In 2015, Ayewa joined the saxophonist Keir Neuringer and the bassist Luke Stewart to play the Musicians Against Police Brutality rally, which was organized following the killing of Akai Gurley, an unarmed Black man, in East New York. They met the trumpeter Aquiles Navarro and the drummer Tcheser Holmes there, and soon entered a Brooklyn recording studio as a group. The resulting album, “Irreversible Entanglements” (also the name of the project), was a combative free jazz set that scolded police, racism, capitalism and politics.

“We each had a few different ideas, but ultimately the first thing we did was start playing,” Stewart said. The LP arrived in 2017 amid heightened awareness surrounding the deaths of unarmed Black people. In turn, Ayewa’s lyrics pulled no punches. “She brings the intensity in her vocal delivery on a bare bones musicality level,” Stewart added. “The sound and timbre of her voice lends itself well to this sort of situation. Watching her movements as an artist and community organizer, I think she is coming from a very profound place.”

The collective’s third album, “Open the Gates,” is due Nov. 12. While it has all the fire of its first two releases, it’s meant to forge a way forward from the rage. Ayewa had been studying books on Tai Chi as a way to de-stress in the throes of the pandemic and decided to carry the practice into her writing for the group’s new record. “We walked in with the intention of a meditation,” she said.

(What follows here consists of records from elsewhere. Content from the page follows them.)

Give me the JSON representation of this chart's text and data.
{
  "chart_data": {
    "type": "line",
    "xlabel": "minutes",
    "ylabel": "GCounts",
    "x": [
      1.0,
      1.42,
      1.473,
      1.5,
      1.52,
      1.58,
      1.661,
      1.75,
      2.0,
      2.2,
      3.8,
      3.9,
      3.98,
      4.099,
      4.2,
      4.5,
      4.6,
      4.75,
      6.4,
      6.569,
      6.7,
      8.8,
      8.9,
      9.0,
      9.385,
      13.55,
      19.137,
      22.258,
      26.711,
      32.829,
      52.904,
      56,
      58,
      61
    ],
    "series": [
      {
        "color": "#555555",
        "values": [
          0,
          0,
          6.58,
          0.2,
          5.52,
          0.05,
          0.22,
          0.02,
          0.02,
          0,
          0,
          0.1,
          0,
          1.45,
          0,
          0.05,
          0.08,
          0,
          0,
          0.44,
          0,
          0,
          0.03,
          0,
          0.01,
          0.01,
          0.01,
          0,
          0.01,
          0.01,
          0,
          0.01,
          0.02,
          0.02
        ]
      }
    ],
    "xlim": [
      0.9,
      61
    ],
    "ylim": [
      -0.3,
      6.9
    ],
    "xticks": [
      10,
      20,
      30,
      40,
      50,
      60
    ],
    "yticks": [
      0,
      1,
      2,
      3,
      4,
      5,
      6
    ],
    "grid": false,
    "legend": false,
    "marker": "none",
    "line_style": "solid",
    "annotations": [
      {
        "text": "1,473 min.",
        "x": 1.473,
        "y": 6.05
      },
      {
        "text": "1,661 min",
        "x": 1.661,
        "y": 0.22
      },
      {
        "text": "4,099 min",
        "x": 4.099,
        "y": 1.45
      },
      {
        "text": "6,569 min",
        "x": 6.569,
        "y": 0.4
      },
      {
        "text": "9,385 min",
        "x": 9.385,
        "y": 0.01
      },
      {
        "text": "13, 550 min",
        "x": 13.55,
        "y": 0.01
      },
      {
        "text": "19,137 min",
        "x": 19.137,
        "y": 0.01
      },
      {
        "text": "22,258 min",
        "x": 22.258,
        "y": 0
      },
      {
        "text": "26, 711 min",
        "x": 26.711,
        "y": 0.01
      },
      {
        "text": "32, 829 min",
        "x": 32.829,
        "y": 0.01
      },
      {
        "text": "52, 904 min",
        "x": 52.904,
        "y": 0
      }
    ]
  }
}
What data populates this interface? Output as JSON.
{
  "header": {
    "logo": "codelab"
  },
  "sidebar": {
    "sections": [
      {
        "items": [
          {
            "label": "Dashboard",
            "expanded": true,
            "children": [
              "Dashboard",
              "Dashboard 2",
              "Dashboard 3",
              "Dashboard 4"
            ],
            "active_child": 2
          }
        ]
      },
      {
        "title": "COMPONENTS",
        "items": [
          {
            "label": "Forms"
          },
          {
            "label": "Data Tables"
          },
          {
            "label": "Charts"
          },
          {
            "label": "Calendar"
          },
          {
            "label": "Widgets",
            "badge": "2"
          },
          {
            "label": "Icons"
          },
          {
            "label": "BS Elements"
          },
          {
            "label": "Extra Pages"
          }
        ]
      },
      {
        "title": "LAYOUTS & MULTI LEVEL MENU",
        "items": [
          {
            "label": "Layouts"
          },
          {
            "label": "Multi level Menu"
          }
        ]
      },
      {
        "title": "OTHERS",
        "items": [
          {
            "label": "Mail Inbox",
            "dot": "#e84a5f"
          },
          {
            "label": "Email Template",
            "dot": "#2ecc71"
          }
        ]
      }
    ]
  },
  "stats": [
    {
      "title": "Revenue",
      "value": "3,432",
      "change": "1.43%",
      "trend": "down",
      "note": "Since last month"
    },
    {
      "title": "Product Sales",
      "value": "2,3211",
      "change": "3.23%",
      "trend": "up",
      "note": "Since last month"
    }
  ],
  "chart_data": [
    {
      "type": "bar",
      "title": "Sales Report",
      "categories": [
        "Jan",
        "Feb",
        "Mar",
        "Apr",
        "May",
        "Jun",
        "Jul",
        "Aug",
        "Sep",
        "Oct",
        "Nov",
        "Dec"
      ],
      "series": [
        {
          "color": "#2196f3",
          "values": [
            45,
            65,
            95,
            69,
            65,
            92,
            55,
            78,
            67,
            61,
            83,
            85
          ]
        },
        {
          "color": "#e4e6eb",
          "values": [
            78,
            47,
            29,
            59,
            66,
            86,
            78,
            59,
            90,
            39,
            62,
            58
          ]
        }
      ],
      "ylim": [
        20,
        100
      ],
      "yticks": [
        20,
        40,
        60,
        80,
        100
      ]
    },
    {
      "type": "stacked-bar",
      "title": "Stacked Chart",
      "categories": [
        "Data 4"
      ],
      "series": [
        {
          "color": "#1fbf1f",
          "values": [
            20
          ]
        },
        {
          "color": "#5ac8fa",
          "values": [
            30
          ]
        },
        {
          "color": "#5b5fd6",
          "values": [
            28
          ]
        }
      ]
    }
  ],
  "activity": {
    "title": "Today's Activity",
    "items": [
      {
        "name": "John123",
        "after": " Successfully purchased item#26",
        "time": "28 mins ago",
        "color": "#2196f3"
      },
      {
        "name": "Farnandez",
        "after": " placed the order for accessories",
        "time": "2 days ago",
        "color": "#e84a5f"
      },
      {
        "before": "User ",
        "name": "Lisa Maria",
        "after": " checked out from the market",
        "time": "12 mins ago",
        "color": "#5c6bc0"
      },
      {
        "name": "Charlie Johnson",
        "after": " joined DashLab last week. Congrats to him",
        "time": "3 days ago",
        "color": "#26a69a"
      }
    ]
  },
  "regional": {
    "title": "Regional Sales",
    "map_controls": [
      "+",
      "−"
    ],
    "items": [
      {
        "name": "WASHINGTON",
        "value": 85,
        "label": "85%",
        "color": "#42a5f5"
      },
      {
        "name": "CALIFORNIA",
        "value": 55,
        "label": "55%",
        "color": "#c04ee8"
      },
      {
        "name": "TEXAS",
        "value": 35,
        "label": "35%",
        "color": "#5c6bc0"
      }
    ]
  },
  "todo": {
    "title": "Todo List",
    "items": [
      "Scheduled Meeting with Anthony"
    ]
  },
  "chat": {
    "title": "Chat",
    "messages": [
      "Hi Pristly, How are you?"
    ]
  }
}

As for her own album, “Black Encyclopedia of the Air,” Ayewa said it was time to come down to earth a little bit, to put forth a more direct project that didn’t sacrifice complexity. “I want it to be accessible so you can play it when you’re hanging out with your mom or little sister,” she said. “You can still get the message but it’s not over your head, you know? The feelings are still there.”